From NBC affiliate KPNX-12 in Arizona:

Letter from Giffords found in safe of murder suspect

A letter from Congresswoman Gabrielle Giffords found in the safe of the home of accused gunman Jared Loughner thanks him for attending a 2007 “Congress on your Corner” event.

Handwriting on an envelope said, “I planned ahead” and “My assassination.”

It contained Giffords’ name, along with what appeared to be Loughner’s signature.

Those facts were contained as part of a federal complaint filed in U.S. District Court that charges Loughner with two counts of murder and three counts of attempted murder at Giffords’ “Congress on your Corner” event on Saturday.

This matches up with information we heard yesterday:

Caitie Parker, a former classmate, said Loughner had met Gabrielle Giffords at an event in 2007. He “asked her a question and he told me she was ‘stupid and unintelligent’,” she said. Clarence Dupnik, the Pima County Sheriff, said that Loughner had been in contact with Miss Giffords’s office about the event.

From what I have read about paranoid schizophrenia it is not uncommon for them to fixate on someone. It sounds like Loughner may have been fixated on Giffords a year before Sarah Palin ever came on the national scene.

Here is a copy of the criminal complaint filed against Loughner. From the complaint:

Some of the evidence seized from that located included a letter in a safe, addressed to “Mr. Jared Loughney” at 7741 N. Soledad Avenue, from Congresswoman Giffords, on Congressional stationary, dated August 30, 2007, thanking him for attending a “Congress on your Corner” event at the Foothills Mall in Tuscon. Also recovered in the safe was an envelope with handwriting on the envelope stating “I planned ahead,” and “My assassination,” and the name “Giffords,” along with what appears to be Loughner’s signature.

Sadly, I expect that this information will make no difference to the people determined to “prove” that yesterday’s tragedy was Sarah Palin’s fault.

(h/t 1539days)


Crazy don’t make sense


A few years back here in Merced this guy took off all his clothes and broke into the house of some people he didn’t know. Then he started stabbing the children that lived there with a pitchfork. He killed two children and injured a third before the cops showed up and shot him dead.

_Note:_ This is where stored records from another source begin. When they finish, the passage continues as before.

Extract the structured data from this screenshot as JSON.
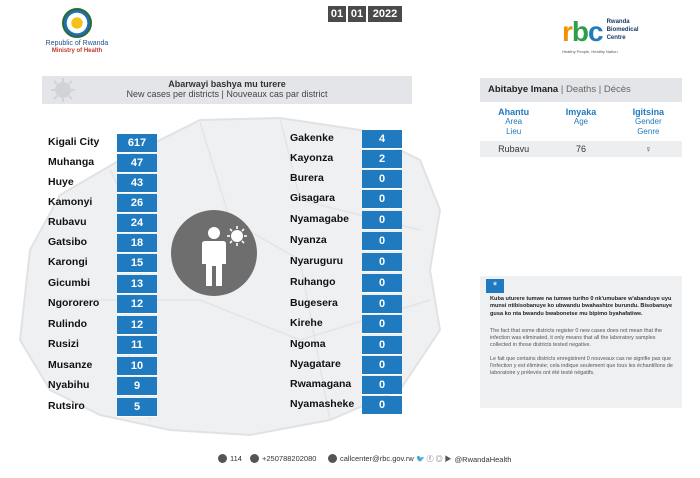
{
  "logos": {
    "left_line1": "Republic of Rwanda",
    "left_line2": "Ministry of Health",
    "right_mark": "rbc",
    "right_name": [
      "Rwanda",
      "Biomedical",
      "Centre"
    ],
    "right_tagline": "Healthy People, Healthy Nation"
  },
  "header": {
    "title": "Abarwayi bashya mu turere",
    "subtitle": "New cases per districts  |  Nouveaux cas par district",
    "date": {
      "day": "01",
      "month": "01",
      "year": "2022"
    }
  },
  "districts_left": [
    {
      "name": "Kigali City",
      "value": "617"
    },
    {
      "name": "Muhanga",
      "value": "47"
    },
    {
      "name": "Huye",
      "value": "43"
    },
    {
      "name": "Kamonyi",
      "value": "26"
    },
    {
      "name": "Rubavu",
      "value": "24"
    },
    {
      "name": "Gatsibo",
      "value": "18"
    },
    {
      "name": "Karongi",
      "value": "15"
    },
    {
      "name": "Gicumbi",
      "value": "13"
    },
    {
      "name": "Ngororero",
      "value": "12"
    },
    {
      "name": "Rulindo",
      "value": "12"
    },
    {
      "name": "Rusizi",
      "value": "11"
    },
    {
      "name": "Musanze",
      "value": "10"
    },
    {
      "name": "Nyabihu",
      "value": "9"
    },
    {
      "name": "Rutsiro",
      "value": "5"
    }
  ],
  "districts_right": [
    {
      "name": "Gakenke",
      "value": "4"
    },
    {
      "name": "Kayonza",
      "value": "2"
    },
    {
      "name": "Burera",
      "value": "0"
    },
    {
      "name": "Gisagara",
      "value": "0"
    },
    {
      "name": "Nyamagabe",
      "value": "0"
    },
    {
      "name": "Nyanza",
      "value": "0"
    },
    {
      "name": "Nyaruguru",
      "value": "0"
    },
    {
      "name": "Ruhango",
      "value": "0"
    },
    {
      "name": "Bugesera",
      "value": "0"
    },
    {
      "name": "Kirehe",
      "value": "0"
    },
    {
      "name": "Ngoma",
      "value": "0"
    },
    {
      "name": "Nyagatare",
      "value": "0"
    },
    {
      "name": "Rwamagana",
      "value": "0"
    },
    {
      "name": "Nyamasheke",
      "value": "0"
    }
  ],
  "deaths": {
    "title": "Abitabye Imana",
    "deaths_en": "Deaths",
    "deaths_fr": "Décès",
    "cols": [
      {
        "main": "Ahantu",
        "en": "Area",
        "fr": "Lieu"
      },
      {
        "main": "Imyaka",
        "en": "Age",
        "fr": ""
      },
      {
        "main": "Igitsina",
        "en": "Gender",
        "fr": "Genre"
      }
    ],
    "row": {
      "area": "Rubavu",
      "age": "76",
      "gender": "♀"
    }
  },
  "note": {
    "badge": "*",
    "kinyarwanda": "Kuba uturere tumwe na tumwe turiho 0 nk'umubare w'abanduye uyu munsi ntibisobanuye ko ubwandu bwahashize burundu. Bisobanuye gusa ko nta bwandu bwabonetse mu bipimo byahafatiwe.",
    "english": "The fact that some districts register 0 new cases does not mean that the infection was eliminated, it only means that all the laboratory samples collected in those districts tested negative.",
    "french": "Le fait que certains districts enregistrent 0 nouveaux cas ne signifie pas que l'infection y est éliminée; cela indique seulement que tous les échantillons de laboratoire y prélevés ont été testé négatifs."
  },
  "footer": {
    "hotline": "114",
    "phone": "+250788202080",
    "email": "callcenter@rbc.gov.rw",
    "social": "@RwandaHealth"
  },
  "colors": {
    "accent": "#1f7ac0",
    "header_bg": "#e3e5e8",
    "date_bg": "#4a4a4a",
    "circle": "#6e6e6e"
  }
}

We have no idea why he did it. He had no history of mental illness and the autopsy revealed no drugs in his system or any brain abnormalities. Some things just don’t have a reason.

Yesterday a guy named Jared Lee Loughner took a gun to a political event and started shooting. He killed six people and wounded thirteen others. His victims included a federal judge, a congresswoman and a nine year-old girl.

I don’t know why Jared Loughner committed that horrible crime. I doubt we’ll ever really know for sure. It’s one thing to wonder if his motives were connected to political events and rhetoric. It’s another to try to politicize the atrocity even if it means jamming a square peg in a round hole.



Absent more evidence I don’t think it’s fair to blame Sarah Palin, Glenn Beck, the Tea Party movement or anyone else except Jared Loughner for what happened. On the other hand, I agree that it would be a good thing if EVERYONE toned down the violent rhetoric and imagery.





When Timothy McVeigh was arrested he was wearing a shirt that said “The tree of liberty must be refreshed from time to time with the blood of patriots and tyrants.” I don’t recall anyone blaming Thomas Jefferson.